L’aménagement intérieur du donjon est très intéressant. La construction est
divisée en trois étages, dont le premier ou pièce basse était fermé jadis
par un plancher, muni d’une trappe de communication. Cet étage était à peine
aéré et éclairé par quelques ouvertures ménagées dans le haut du mur. Ces
ouvertures servaient aux approvisionnements et aux besoins de la défense.
Au-dessus et au niveau du seuil de la porte existait un autre plancher plus
ou moins provisoire. A ce second étage et à gauche sont les vestiges d’une
cheminée qui ne manque ni de caractère ni d’originalité. Cette œuvre rare
pour l’époque est établie dans l’épaisseur du mur et ne présente d’autre
saillie que celle de deux corbeaux de pierre moulurés, destinés à recevoir
un linteau de bois dont on voit encore quelques vestiges; une hotte
semi-circulaire en briques allait jusqu’à la voûte où elle se perdait dans
le mur. Cette cheminée a dû servir surtout à faire bouillir l’eau et l’huile
que l’on versait sur les assaillants. En face de la porte d’entrée et dans
l’épaisseur du mur qui lui est opposée s’ouvre une embrasure rectangulaire.

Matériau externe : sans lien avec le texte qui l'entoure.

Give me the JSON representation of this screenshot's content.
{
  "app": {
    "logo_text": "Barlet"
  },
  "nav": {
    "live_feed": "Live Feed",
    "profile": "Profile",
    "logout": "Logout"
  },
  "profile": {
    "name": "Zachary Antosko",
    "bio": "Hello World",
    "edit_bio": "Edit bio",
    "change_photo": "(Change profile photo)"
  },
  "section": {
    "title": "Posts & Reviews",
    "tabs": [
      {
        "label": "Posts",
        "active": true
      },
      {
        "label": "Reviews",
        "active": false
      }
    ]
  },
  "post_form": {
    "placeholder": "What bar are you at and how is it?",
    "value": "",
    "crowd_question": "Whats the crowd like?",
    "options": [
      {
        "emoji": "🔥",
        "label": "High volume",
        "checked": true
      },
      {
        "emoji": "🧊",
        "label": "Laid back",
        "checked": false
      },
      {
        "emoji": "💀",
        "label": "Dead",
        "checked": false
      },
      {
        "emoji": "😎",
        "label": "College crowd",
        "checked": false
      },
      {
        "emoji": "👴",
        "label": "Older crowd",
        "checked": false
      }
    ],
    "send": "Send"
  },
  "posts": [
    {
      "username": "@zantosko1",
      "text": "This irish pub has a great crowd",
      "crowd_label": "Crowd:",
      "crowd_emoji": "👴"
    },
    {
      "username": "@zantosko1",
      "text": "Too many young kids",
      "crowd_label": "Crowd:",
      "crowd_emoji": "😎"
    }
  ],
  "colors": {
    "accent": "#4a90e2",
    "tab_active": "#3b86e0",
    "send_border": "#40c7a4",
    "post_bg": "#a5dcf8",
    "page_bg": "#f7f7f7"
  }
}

Cette meurtrière est bâtie en pierres de taille et surmontée d’un arc de
décharge. Ce second étage est séparé du supérieur par une voûte arrondie et
dépourvue de nervures. Au centre de cette voûte est une ouverture ménagée
pour arriver au moyen d’une échelle ou d’une corde à nœuds. Ce dernier étage
comporte une meurtrière allongée et, du côté qui domine la Loire, il laisse
saillir un petit édicule en ruines qui servait au guet.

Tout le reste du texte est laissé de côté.